Mario Corpataux: Der Brandfall Poya ist tragisch. Wie fühlst du dich, nachdem du die Geschichte aufgearbeitet und erzählt hast?
Yves Kilchör: Es war nicht immer einfach. Die Geschichte ging mir emotional nahe. Sie war einige der wenigen, die mich als Redaktor über viele Monate begleitet hat. Einmal bin ich mitten in der Nacht aufgewacht, weil ich von einem brennenden Haus geträumt habe, aus dem die Leute rennen mussten. Für mich war klar, dass es die Verarbeitung von dem war, was ich gehört habe. Es war eine Last, aber jetzt geht es mir wieder gut.
Bevor wir die Geschichte ganz abschliessen können, bleibt eine Frage offen: Was ist mit der Besitzerfamilie? Das Haus gehört einer Aristokratenfamilie in Frankreich, einer Erbengemeinschaft. Konntest du sie kontaktieren?
Die Familie besteht aus zwei Stämmen. Einen Mann von einem der Familienstämme habe ich per E-Mail erreicht. Er hat mir geantwortet, dass er nichts zu dieser Sache sagen will. Vom anderen Stamm habe ich ebenfalls einen der Besitzer erreicht. Mit ihm konnte ich telefonieren. Er wollte nichts im Radio sagen, aber die drängendsten Fragen konnte ich klären.
Was hat er erzählt?
Er hat gesagt, er wolle keinen Streit auslösen. Er sei aber sicher, dass an diesem Abend ein Polterabend stattfand, Leute Alkohol getrunken hätten und die Person gestorben sei, weil sie in dieser Nacht nicht aufgewacht ist. Ausserdem verwies er auf das Gerichtsurteil.

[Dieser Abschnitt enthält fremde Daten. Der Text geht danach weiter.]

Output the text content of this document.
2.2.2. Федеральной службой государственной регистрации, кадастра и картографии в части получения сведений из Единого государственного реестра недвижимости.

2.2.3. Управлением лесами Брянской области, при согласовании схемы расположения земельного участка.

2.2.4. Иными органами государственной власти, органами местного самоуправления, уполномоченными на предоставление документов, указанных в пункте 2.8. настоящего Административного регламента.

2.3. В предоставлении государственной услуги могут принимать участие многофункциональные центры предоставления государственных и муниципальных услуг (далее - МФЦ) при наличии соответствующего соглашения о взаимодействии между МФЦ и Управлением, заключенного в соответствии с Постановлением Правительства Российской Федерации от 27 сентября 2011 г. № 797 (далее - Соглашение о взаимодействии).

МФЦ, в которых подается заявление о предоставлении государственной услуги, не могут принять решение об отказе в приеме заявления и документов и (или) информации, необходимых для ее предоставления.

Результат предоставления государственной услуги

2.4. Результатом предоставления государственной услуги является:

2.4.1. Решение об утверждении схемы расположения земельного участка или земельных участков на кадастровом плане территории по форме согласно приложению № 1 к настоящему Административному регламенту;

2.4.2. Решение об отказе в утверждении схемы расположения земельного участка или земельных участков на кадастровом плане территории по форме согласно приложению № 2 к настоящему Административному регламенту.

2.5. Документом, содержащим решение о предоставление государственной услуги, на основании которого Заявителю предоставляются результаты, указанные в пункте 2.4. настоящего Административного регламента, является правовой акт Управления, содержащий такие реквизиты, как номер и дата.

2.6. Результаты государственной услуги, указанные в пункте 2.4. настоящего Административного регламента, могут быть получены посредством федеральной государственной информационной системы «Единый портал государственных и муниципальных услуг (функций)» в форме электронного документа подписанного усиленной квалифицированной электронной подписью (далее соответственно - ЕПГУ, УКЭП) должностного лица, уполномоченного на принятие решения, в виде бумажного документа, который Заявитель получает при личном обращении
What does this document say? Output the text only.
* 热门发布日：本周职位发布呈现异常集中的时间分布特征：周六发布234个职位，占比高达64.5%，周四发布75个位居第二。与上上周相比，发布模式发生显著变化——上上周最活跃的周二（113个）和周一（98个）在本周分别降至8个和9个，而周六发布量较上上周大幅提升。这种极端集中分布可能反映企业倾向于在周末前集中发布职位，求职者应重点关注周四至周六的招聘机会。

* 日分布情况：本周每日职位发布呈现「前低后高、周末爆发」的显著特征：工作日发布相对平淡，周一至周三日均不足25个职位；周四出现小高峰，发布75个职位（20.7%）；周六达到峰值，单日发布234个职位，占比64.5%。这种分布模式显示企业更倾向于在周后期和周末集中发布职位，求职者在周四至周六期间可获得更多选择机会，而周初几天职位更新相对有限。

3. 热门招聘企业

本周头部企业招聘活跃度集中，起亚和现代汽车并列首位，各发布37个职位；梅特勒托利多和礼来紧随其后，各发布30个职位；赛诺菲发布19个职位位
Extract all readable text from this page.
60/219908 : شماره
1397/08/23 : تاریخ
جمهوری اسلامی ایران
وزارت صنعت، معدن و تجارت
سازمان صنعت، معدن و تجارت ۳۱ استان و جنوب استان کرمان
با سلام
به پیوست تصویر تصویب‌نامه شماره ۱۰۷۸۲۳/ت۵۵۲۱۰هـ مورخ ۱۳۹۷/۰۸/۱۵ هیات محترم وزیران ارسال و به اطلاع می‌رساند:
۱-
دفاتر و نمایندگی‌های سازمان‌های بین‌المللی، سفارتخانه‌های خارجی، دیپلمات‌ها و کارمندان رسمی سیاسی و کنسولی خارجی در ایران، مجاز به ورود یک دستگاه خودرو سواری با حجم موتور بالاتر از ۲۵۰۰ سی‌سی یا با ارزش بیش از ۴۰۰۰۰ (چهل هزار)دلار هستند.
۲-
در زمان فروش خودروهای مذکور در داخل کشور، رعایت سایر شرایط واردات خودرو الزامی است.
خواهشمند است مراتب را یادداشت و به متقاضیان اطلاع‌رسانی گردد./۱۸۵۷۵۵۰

Im Untersuchungsbericht und im Gerichtsurteil steht, dass die Brandursache unklar ist.
Er hat das Gefühl, dass die Bewohnerinnen und Bewohner schuld sind. Ihn hat gestört, dass Kantonspolizei und Justiz keinen Alkohol- und Drogentest angeordnet haben.
Aus welchem Grund denn nicht?
Zum konkreten Fall kann sich die Polizei nicht äussern. Allgemein gibt es laut ihr Drogentests, wenn eine Drittperson den Brand ausgelöst haben könnte. Das entscheiden die Polizistinnen und Polizisten vor Ort. In den Dokumenten steht aber nicht, ob es einen Drogentest gab. Diese Frage bleibt also offen.
Offen bleibt auch, weshalb die Besitzerfamilie nicht mit dem Staat kooperiert hat. Sie liess das Dach nicht sanieren. Der Staat hat deshalb Zwangsmassnahmen ergriffen.
Laut dem Besitzer hatte die Familie die Absicht, das Haus zu sanieren. Der Staat habe sich aber eingemischt und erzähle Lügen. Zudem sagte er, dass die Familie die erste Tranche für die Sanierung bezahlt habe. Der Kanton Freiburg hingegen sagt, das sei nicht der Fall.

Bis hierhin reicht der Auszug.